Boston's public and academic institutions are sitting on a sprawling, largely unaudited problem: tens of thousands of duplicate digital images spread across government servers, university repositories, and nonprofit archives, costing real money and undermining the integrity of public records. A review of data management practices across several city-linked organizations puts the scale of the issue in sharper focus ahead of a broader push toward digital transparency under Mayor Michelle Wu's open-data initiative.
The timing matters. Wu's administration has committed to expanding the city's open data portal — hosted at data.boston.gov — and data quality is front and center in that effort. Duplicate image files are not simply a storage nuisance. When the same photograph or scanned document appears under multiple file names or in multiple directories, it inflates dataset counts, skews search results, and can generate false matches in automated processing pipelines used by planners, researchers, and journalists alike.

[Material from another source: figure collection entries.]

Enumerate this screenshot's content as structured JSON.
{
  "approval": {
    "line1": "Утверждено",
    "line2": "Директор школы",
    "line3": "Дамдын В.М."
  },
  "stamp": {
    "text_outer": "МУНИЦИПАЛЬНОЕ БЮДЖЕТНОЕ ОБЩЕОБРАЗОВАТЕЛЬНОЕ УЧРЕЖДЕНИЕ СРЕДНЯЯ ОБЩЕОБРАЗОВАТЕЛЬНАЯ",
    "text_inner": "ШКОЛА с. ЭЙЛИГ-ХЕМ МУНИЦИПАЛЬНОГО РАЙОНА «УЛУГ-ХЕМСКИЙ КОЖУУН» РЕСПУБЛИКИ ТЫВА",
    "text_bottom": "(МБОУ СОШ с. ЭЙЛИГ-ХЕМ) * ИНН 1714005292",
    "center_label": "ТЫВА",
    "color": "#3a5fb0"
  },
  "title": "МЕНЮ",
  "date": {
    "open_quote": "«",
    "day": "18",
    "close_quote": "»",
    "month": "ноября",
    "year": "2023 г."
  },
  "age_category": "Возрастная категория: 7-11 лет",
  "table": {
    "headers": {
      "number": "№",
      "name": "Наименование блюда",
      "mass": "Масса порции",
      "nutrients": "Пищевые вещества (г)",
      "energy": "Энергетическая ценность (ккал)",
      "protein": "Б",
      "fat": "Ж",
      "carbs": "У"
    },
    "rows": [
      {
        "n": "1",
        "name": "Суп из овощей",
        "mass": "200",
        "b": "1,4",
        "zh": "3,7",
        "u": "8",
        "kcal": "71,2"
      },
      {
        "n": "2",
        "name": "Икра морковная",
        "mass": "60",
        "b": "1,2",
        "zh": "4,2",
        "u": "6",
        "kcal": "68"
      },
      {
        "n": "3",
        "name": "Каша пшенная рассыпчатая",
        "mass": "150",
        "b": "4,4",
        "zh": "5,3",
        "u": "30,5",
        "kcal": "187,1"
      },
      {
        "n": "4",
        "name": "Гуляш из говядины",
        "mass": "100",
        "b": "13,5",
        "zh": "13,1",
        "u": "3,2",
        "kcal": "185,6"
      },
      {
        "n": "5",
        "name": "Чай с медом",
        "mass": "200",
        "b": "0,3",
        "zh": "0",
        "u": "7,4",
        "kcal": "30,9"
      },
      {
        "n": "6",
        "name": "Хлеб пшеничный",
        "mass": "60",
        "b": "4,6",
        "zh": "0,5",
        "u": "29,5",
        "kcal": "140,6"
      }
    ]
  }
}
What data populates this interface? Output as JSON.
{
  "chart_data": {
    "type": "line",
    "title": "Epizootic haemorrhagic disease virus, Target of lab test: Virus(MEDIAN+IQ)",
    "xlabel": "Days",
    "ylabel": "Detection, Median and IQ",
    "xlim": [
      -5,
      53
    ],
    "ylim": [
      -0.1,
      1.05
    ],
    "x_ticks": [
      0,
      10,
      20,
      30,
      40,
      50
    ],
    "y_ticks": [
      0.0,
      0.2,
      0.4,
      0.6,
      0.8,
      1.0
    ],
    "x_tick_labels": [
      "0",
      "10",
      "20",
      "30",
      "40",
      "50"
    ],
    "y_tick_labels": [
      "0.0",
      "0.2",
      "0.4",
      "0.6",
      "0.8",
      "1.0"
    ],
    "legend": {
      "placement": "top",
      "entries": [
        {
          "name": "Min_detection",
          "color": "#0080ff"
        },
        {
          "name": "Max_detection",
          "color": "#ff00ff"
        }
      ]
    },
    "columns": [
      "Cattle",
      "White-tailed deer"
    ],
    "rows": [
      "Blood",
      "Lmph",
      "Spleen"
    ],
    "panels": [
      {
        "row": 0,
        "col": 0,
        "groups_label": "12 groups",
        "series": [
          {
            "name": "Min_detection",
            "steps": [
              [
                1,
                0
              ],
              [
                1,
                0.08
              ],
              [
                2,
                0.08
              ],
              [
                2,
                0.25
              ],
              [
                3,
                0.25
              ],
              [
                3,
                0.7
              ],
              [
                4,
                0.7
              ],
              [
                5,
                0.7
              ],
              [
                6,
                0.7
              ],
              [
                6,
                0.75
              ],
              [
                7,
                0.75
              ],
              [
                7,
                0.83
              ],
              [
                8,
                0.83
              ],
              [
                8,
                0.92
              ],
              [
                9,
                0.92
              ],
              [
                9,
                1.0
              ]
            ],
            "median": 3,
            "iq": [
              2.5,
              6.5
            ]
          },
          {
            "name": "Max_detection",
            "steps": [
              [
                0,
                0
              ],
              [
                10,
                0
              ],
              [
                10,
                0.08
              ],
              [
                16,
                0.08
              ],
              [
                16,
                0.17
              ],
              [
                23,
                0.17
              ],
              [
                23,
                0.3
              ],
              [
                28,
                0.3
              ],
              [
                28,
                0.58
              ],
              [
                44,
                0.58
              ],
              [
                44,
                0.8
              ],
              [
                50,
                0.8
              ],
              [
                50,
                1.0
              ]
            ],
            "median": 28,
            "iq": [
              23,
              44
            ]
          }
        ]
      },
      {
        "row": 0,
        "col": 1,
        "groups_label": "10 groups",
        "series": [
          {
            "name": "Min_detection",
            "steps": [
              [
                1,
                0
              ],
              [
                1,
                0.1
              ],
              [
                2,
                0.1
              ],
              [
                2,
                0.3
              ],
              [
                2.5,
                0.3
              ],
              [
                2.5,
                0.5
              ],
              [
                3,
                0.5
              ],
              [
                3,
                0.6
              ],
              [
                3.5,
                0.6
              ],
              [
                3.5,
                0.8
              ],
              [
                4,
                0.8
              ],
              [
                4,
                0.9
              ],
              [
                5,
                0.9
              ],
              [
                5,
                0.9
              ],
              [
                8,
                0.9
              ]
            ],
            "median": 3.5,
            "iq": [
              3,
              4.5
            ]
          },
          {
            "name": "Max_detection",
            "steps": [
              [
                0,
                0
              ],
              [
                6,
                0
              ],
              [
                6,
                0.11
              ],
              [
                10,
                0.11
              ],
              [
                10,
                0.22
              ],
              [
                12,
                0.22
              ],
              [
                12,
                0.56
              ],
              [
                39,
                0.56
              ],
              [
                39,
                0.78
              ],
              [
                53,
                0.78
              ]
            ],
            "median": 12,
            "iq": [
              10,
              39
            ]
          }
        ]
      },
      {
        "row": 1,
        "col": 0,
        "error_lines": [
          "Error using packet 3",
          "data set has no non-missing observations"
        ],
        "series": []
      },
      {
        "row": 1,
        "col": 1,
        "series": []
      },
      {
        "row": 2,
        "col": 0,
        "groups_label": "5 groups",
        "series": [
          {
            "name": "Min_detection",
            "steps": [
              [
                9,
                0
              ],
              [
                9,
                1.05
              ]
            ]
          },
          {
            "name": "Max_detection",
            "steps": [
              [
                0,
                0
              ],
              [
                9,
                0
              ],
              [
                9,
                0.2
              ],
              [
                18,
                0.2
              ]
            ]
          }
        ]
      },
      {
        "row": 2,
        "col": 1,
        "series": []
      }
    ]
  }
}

The Scale of the Problem in Boston's Institutions
At Northeastern University's library system on Huntington Avenue, archivists have been working since early 2025 to audit digitized collections that span more than a century of New England history. Library staff identified that roughly 18 percent of images ingested into one collection between 2019 and 2023 were near-duplicates — identical or near-identical scans uploaded under different metadata tags, often because multiple staff members digitized the same physical item independently. That figure, shared in an internal review document that became part of a Digital Preservation Coalition working paper, is broadly consistent with rates seen in comparable academic digitization projects in the United States and the United Kingdom.
The Boston Public Library's Norman B. Leventhal Map & Education Center, located on Boylston Street in Copley Square, faced a similar reckoning when it expanded its online geospatial image collection in 2024. Automated deduplication tools flagged more than 2,400 image files as likely duplicates out of a collection that then numbered around 14,000 items — a duplication rate approaching 17 percent. Storage costs for large TIFF files, the standard archival format, run roughly $0.023 per gigabyte per month on commercial cloud platforms as of mid-2026, according to published pricing from Amazon Web Services. For institutions holding hundreds of thousands of high-resolution scans, redundant files can add up to thousands of dollars annually in unnecessary cloud spend.
The MBTA's public communications archive — used to store press photos, infrastructure images, and construction documentation — is another case in point. The Authority has been under scrutiny since the Federal Transit Administration's oversight period that began in 2022, and internal document management has been part of broader operational reform efforts. Duplicate image files in procurement and construction records can complicate audit trails, a concern that matters when federal reviewers are examining project documentation.
Detection Tools and What Comes Next
The technical solutions are well established. Perceptual hashing algorithms — software tools that generate a compact fingerprint for each image based on visual content rather than file name — can scan a collection of 100,000 images in under two hours on standard server hardware and flag duplicates with accuracy rates above 95 percent, according to published benchmarks from the open-source tool pHash. The harder work is human: deciding which copy to keep, reconciling metadata, and updating any links or citations pointing to the retired file.
For Boston residents and researchers who rely on city and university digital collections, the practical advice is straightforward. Before building any dataset using images drawn from data.boston.gov, the Leventhal Center, or any digitized archival collection, run a basic hash-comparison check. Free tools including ExifTool and ImageMagick can accomplish this on a personal laptop. Institutions that have not audited their collections since before 2023 should treat that as a gap, not a minor housekeeping item.
The city's open-data team is expected to release updated data quality standards for image-based datasets later this year as part of the Wu administration's digital infrastructure roadmap. How rigorously those standards address deduplication will be worth watching when the document drops.